METHODS: Data were obtained from 1387 consecutive patients treated at XXX between 1981 and 2022 (439 with CCA and 948 with CCB plaques). During the period, scleral transillumination was performed to delineate tumor margins before plaque insertion, but no minimum scleral dose was used, and accurate plaque positioning was not verified after scleral attachment.
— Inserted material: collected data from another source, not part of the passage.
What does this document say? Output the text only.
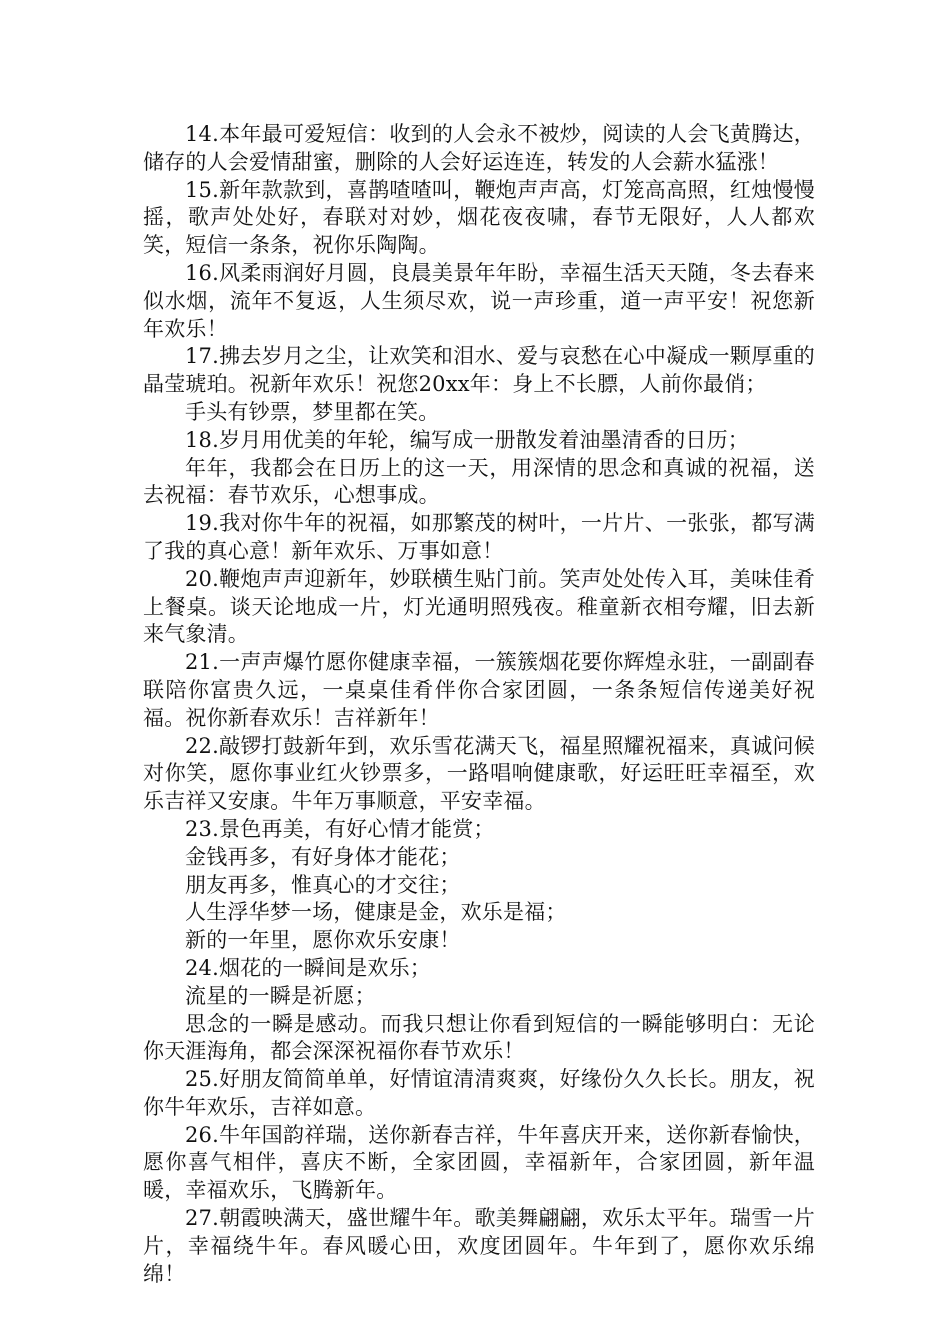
14.本年最可爱短信：收到的人会永不被炒，阅读的人会飞黄腾达，储存的人会爱情甜蜜，删除的人会好运连连，转发的人会薪水猛涨！

15.新年款款到，喜鹊喳喳叫，鞭炮声声高，灯笼高高照，红烛慢慢摇，歌声处处好，春联对对妙，烟花夜夜啸，春节无限好，人人都欢笑，短信一条条，祝你乐陶陶。

16.风柔雨润好月圆，良晨美景年年盼，幸福生活天天随，冬去春来似水烟，流年不复返，人生须尽欢，说一声珍重，道一声平安！祝您新年欢乐！

17.拂去岁月之尘，让欢笑和泪水、爱与哀愁在心中凝成一颗厚重的晶莹琥珀。祝新年欢乐！祝您20xx年：身上不长膘，人前你最俏；

手头有钞票，梦里都在笑。

18.岁月用优美的年轮，编写成一册散发着油墨清香的日历；

年年，我都会在日历上的这一天，用深情的思念和真诚的祝福，送去祝福：春节欢乐，心想事成。

19.我对你牛年的祝福，如那繁茂的树叶，一片片、一张张，都写满了我的真心意！新年欢乐、万事如意！

20.鞭炮声声迎新年，妙联横生贴门前。笑声处处传入耳，美味佳肴上餐桌。谈天论地成一片，灯光通明照残夜。稚童新衣相夸耀，旧去新来气象清。

21.一声声爆竹愿你健康幸福，一簇簇烟花要你辉煌永驻，一副副春联陪你富贵久远，一桌桌佳肴伴你合家团圆，一条条短信传递美好祝福。祝你新春欢乐！吉祥新年！

22.敲锣打鼓新年到，欢乐雪花满天飞，福星照耀祝福来，真诚问候对你笑，愿你事业红火钞票多，一路唱响健康歌，好运旺旺幸福至，欢乐吉祥又安康。牛年万事顺意，平安幸福。

23.景色再美，有好心情才能赏；

金钱再多，有好身体才能花；

朋友再多，惟真心的才交往；

人生浮华梦一场，健康是金，欢乐是福；

新的一年里，愿你欢乐安康！

24.烟花的一瞬间是欢乐；

流星的一瞬是祈愿；

思念的一瞬是感动。而我只想让你看到短信的一瞬能够明白：无论你天涯海角，都会深深祝福你春节欢乐！

25.好朋友简简单单，好情谊清清爽爽，好缘份久久长长。朋友，祝你牛年欢乐，吉祥如意。

26.牛年国韵祥瑞，送你新春吉祥，牛年喜庆开来，送你新春愉快，愿你喜气相伴，喜庆不断，全家团圆，幸福新年，合家团圆，新年温暖，幸福欢乐，飞腾新年。

27.朝霞映满天，盛世耀牛年。歌美舞翩翩，欢乐太平年。瑞雪一片片，幸福绕牛年。春风暖心田，欢度团圆年。牛年到了，愿你欢乐绵绵！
RESULTS: Patients treated with CCA plaques had smaller tumors than those treated with CCB plaques (mean diameter 8.6 vs. 10.5 mm, P<0.001). There were no differences in patient sex, age, tumor distance to the optic disc, tumor apex dose, dose rate, or in rates of ciliary body involvement, eccentric plaque placement, or adjunct transpupillary thermotherapy. The average difference between plaque and tumor diameter was greater with the CCB plaque, and a smaller difference was an independent predictor of tumor recurrence. The 15-year incidence of tumor recurrence was 28% and 15% after treatment with CCA and CCB plaques, respectively (competing risk analysis, P<0.001). Multivariate Cox regression analysis revealed a lower risk for tumor recurrence with CCB plaques (HR 0.50). Similarly, patients treated with CCB plaques had a lower risk for uveal melanoma-related mortality (HR 0.77). Adjunct transpupillary thermotherapy did not reduce these risks. Uni- and multivariate time-dependent Cox regressions demonstrated that tumor recurrence was associated with uveal melanoma-related and all-cause mortality.

CONCLUSIONS: Compared to 20 mm plaques, brachytherapy with 15 mm ruthenium plaques is associated with a higher risk for tumor recurrence and death. These adverse outcomes may be avoided by increasing safety margins and implementing effective methods to verify accurate plaque positioning.